I would stop picking him up from work, in fact I wouldn't be driving anywhere that I didn't need to go to.

Let him get the bus.

Shakey15000 · 19/12/2017 16:07

Perhaps he's genuinely afraid. I was a shockingly bad driver who didn't enjoy it, would panic and make awful mistakes behind the wheel so I gave up. Happier me and safer roads. I manage quite well without.

It's wrong imo to pressure someone who may not want to do something. Ok he could at least try and fail but shouldn't feel pushed into it if he really doesn't want to.

TeaAndToast85 · 19/12/2017 16:09

He just called back saying that he's sorry for being moody and a bit crap, he's having quite a stressful day at work by the sound of it and I just dumped loads of emotional texts on him out of the blue. He's said that he has left messages with some local driving instructors he found on the internet. Fingers crossed, hopefully he will pass in January and prove me wrong. Thanks for the advice everyone x

OP posts:
MrsKoala · 19/12/2017 16:09

I hate driving. I'm shit at it. I haven intention of ever driving on a motorway. I rarely go on A roads. I only started driving 2 years ago when i was 38 (after having 2 dc and learning on and off for 18 years) just so i could pop to my parents and the shop.

What i find odd about driving is it's something that everyone is expected to be able to do. People say it's easy. When in reality it's really hard and complicated. There are so many people out there who should just not be on the roads. Why can't people say 'i don't want to do that' or 'i am rubbish at it' ? Driving is dangerous and not for everybody.

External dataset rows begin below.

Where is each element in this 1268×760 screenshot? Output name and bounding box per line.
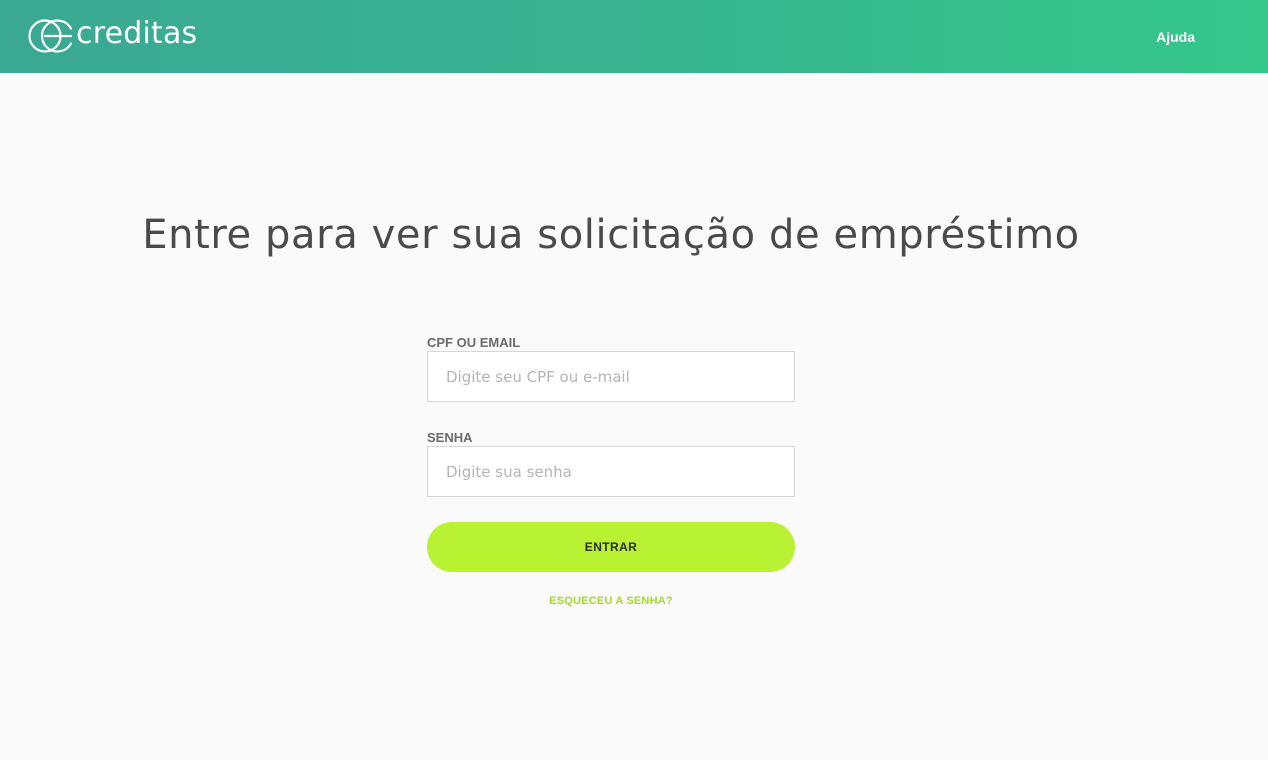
login-button[interactable]: ENTRAR <box>427 522 795 572</box>
creditas-logo-icon <box>28 19 73 53</box>
top-header: creditas Ajuda <box>0 0 1268 73</box>
password-input[interactable] <box>427 446 795 497</box>
help-link[interactable]: Ajuda <box>1156 29 1195 45</box>
brand-name: creditas <box>76 16 198 51</box>
password-field-group: SENHA <box>427 430 795 497</box>
page-title: Entre para ver sua solicitação de emprés… <box>142 212 1080 258</box>
password-field-label: SENHA <box>427 430 473 445</box>
cpf-email-input[interactable] <box>427 351 795 402</box>
forgot-password-link[interactable]: ESQUECEU A SENHA? <box>427 594 795 608</box>
brand-logo[interactable]: creditas <box>27 16 198 54</box>
login-field-label: CPF OU EMAIL <box>427 335 521 350</box>
login-field-group: CPF OU EMAIL <box>427 335 795 402</box>
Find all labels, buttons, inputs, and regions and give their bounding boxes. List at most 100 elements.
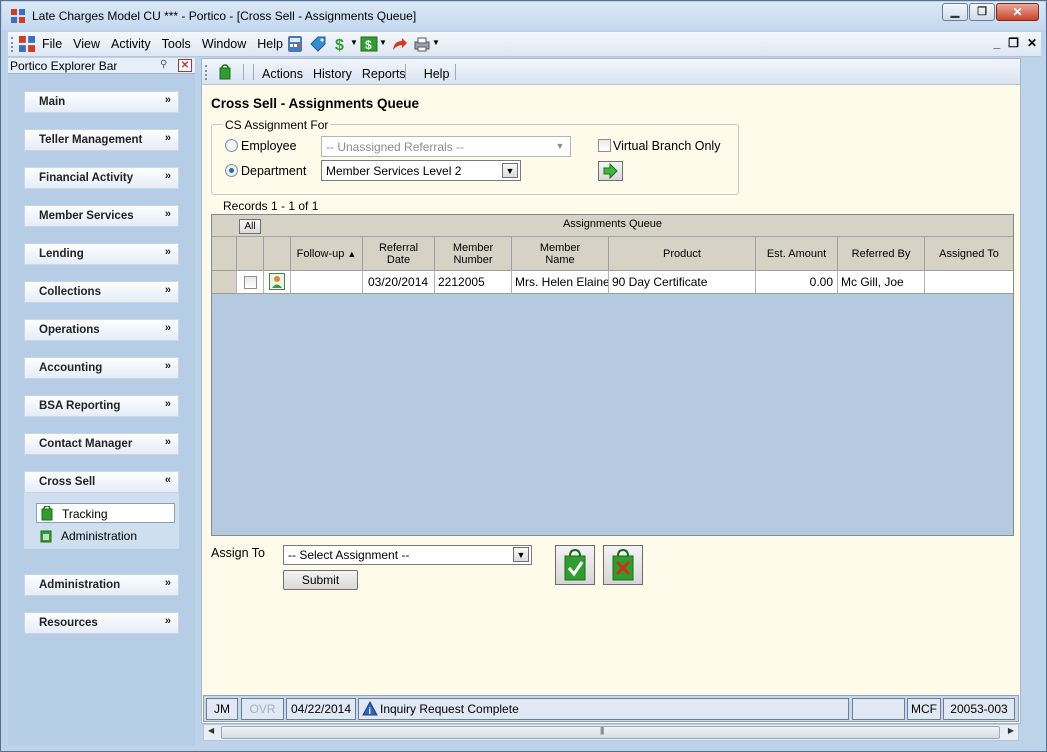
- employee-select[interactable]: -- Unassigned Referrals -- ▼: [321, 136, 571, 157]
- chevron-down-icon: »: [164, 577, 171, 589]
- mdi-close-button[interactable]: ✕: [1027, 36, 1037, 50]
- col-referral-date[interactable]: Referral Date: [363, 237, 435, 271]
- nav-group-cross-sell[interactable]: Cross Sell «: [24, 471, 179, 493]
- tag-icon[interactable]: [309, 35, 327, 53]
- explorer-bar: Portico Explorer Bar ⚲ ✕ Main» Teller Ma…: [8, 58, 195, 746]
- svg-text:$: $: [335, 37, 344, 53]
- menu-help[interactable]: Help: [257, 37, 283, 51]
- approve-button[interactable]: [555, 545, 595, 585]
- cell-member-name: Mrs. Helen Elaine: [512, 271, 609, 293]
- explorer-close-icon[interactable]: ✕: [178, 59, 192, 72]
- menu-tools[interactable]: Tools: [162, 37, 191, 51]
- nav-group-member-services[interactable]: Member Services»: [24, 205, 179, 227]
- nav-group-lending[interactable]: Lending»: [24, 243, 179, 265]
- app-window: Late Charges Model CU *** - Portico - [C…: [0, 0, 1047, 752]
- toolbar-reports[interactable]: Reports: [362, 67, 406, 81]
- col-member-number[interactable]: Member Number: [435, 237, 512, 271]
- col-est-amount[interactable]: Est. Amount: [756, 237, 838, 271]
- status-code: 20053-003: [943, 698, 1015, 720]
- toolbar-actions[interactable]: Actions: [262, 67, 303, 81]
- col-referred-by[interactable]: Referred By: [838, 237, 925, 271]
- chevron-down-icon: »: [164, 398, 171, 410]
- toolbar-help[interactable]: Help: [424, 67, 450, 81]
- restore-button[interactable]: ❐: [969, 3, 995, 21]
- mdi-restore-button[interactable]: ❐: [1008, 36, 1019, 50]
- menu-file[interactable]: File: [42, 37, 62, 51]
- row-selector[interactable]: [212, 271, 237, 293]
- assignments-grid: Assignments Queue All Follow-up ▲ Referr…: [211, 214, 1014, 536]
- cross-sell-panel: Tracking Administration: [24, 493, 179, 549]
- scroll-right-icon[interactable]: ▶: [1008, 726, 1014, 735]
- table-row[interactable]: 03/20/2014 2212005 Mrs. Helen Elaine 90 …: [212, 271, 1013, 294]
- nav-group-administration[interactable]: Administration»: [24, 574, 179, 596]
- chevron-down-icon: »: [164, 246, 171, 258]
- member-profile-icon[interactable]: [269, 273, 285, 290]
- chevron-down-icon: »: [164, 170, 171, 182]
- mdi-minimize-button[interactable]: _: [993, 36, 1000, 50]
- icon-column-header: [264, 237, 291, 271]
- submit-button[interactable]: Submit: [283, 570, 358, 590]
- title-bar: Late Charges Model CU *** - Portico - [C…: [2, 2, 1045, 30]
- virtual-branch-checkbox[interactable]: [598, 139, 611, 152]
- administration-icon: [40, 530, 52, 543]
- col-assigned-to[interactable]: Assigned To: [925, 237, 1013, 271]
- bag-checkmark-icon: [564, 548, 586, 581]
- toolbar-history[interactable]: History: [313, 67, 352, 81]
- chevron-down-icon: »: [164, 132, 171, 144]
- status-date: 04/22/2014: [286, 698, 356, 720]
- col-follow-up[interactable]: Follow-up ▲: [291, 237, 363, 271]
- department-select[interactable]: Member Services Level 2 ▼: [321, 160, 521, 181]
- redo-arrow-icon[interactable]: [390, 35, 408, 53]
- content-pane: Actions History Reports Help Cross Sell …: [201, 58, 1021, 724]
- cross-sell-bag-icon[interactable]: [219, 64, 231, 80]
- col-member-name[interactable]: Member Name: [512, 237, 609, 271]
- employee-label: Employee: [241, 139, 297, 153]
- virtual-branch-label: Virtual Branch Only: [613, 139, 721, 153]
- status-bar: JM OVR 04/22/2014 i Inquiry Request Comp…: [203, 695, 1019, 722]
- nav-group-bsa-reporting[interactable]: BSA Reporting»: [24, 395, 179, 417]
- explorer-title: Portico Explorer Bar: [10, 59, 118, 73]
- svg-text:$: $: [365, 38, 372, 52]
- department-radio[interactable]: [225, 164, 238, 177]
- dollar-icon[interactable]: $: [332, 35, 350, 53]
- nav-group-collections[interactable]: Collections»: [24, 281, 179, 303]
- go-button[interactable]: [598, 161, 623, 181]
- nav-item-tracking[interactable]: Tracking: [36, 503, 175, 523]
- grid-header: Follow-up ▲ Referral Date Member Number …: [212, 237, 1013, 271]
- menu-window[interactable]: Window: [202, 37, 246, 51]
- cell-member-number: 2212005: [435, 271, 512, 293]
- nav-group-resources[interactable]: Resources»: [24, 612, 179, 634]
- nav-group-main[interactable]: Main»: [24, 91, 179, 113]
- select-all-button[interactable]: All: [239, 219, 261, 234]
- page-title: Cross Sell - Assignments Queue: [211, 96, 420, 111]
- bag-x-icon: [612, 548, 634, 581]
- cs-assignment-legend: CS Assignment For: [223, 118, 331, 132]
- scrollbar-thumb[interactable]: [221, 726, 1000, 739]
- menu-activity[interactable]: Activity: [111, 37, 151, 51]
- chevron-down-icon: »: [164, 436, 171, 448]
- printer-dropdown-icon[interactable]: ▼: [432, 38, 450, 56]
- menubar-grip[interactable]: [11, 37, 14, 52]
- nav-group-accounting[interactable]: Accounting»: [24, 357, 179, 379]
- nav-group-operations[interactable]: Operations»: [24, 319, 179, 341]
- status-message-panel: i Inquiry Request Complete: [358, 698, 849, 720]
- printer-icon[interactable]: [413, 35, 431, 53]
- cash-drawer-icon[interactable]: $: [360, 35, 378, 53]
- nav-group-teller-management[interactable]: Teller Management»: [24, 129, 179, 151]
- menu-view[interactable]: View: [73, 37, 100, 51]
- pin-icon[interactable]: ⚲: [160, 59, 174, 72]
- employee-radio[interactable]: [225, 139, 238, 152]
- nav-group-financial-activity[interactable]: Financial Activity»: [24, 167, 179, 189]
- reject-button[interactable]: [603, 545, 643, 585]
- scroll-left-icon[interactable]: ◀: [208, 726, 214, 735]
- row-checkbox[interactable]: [244, 276, 257, 289]
- toolbar-grip[interactable]: [205, 65, 208, 80]
- horizontal-scrollbar[interactable]: ◀ ||| ▶: [203, 724, 1019, 741]
- nav-group-contact-manager[interactable]: Contact Manager»: [24, 433, 179, 455]
- close-window-button[interactable]: ✕: [996, 3, 1039, 21]
- minimize-button[interactable]: ▁: [942, 3, 968, 21]
- assign-to-select[interactable]: -- Select Assignment -- ▼: [283, 545, 532, 565]
- nav-item-administration[interactable]: Administration: [36, 526, 175, 546]
- calculator-icon[interactable]: [286, 35, 304, 53]
- col-product[interactable]: Product: [609, 237, 756, 271]
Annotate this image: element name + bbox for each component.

Personally i have made it clear my position with DH, I refuse to live rurally, i must be in walking distance of shops and a station.

What if your DH says actually i don't want to? or I'm not going to?

IWannaSeeHowItEnds · 19/12/2017 16:09

I think he is probably scared that, having told everyone he wouldn't need many lessons, it will turn out to be much harder thsn he thinks and he doesn't want to embarrass himself by failing.

I have only recently learned to drive (am in my 40's - never wanted or really needed to and counldn't justify the cost when I had other expenses). Have to say tthat I did not find it easy. Had loads of lessons, was old enough to be scared, having lived long enough to know how badly things can end if you make mistakes. At 17 I wouldn't have had that fear.
I also really didn't want to fail and it is hard having a theory and practical test.

I wouldn't buy lessons for Christmas - that is not a gift, it is a PA act given that you two have rowed about this.
Leave him be, but don't cancel plans to facilitate his plans either. If he has to put himself out a bit, it might act as a greater motivation than arguing about it. Am assuming it isn't a financial factor holding him back, because if so, it would be mean to keep on about it.

GoReylo · 19/12/2017 16:10

if you go in early stages of labour you could drive yourself. I've known others do it

That's only if you can park your car at the hospital without difficulty of course.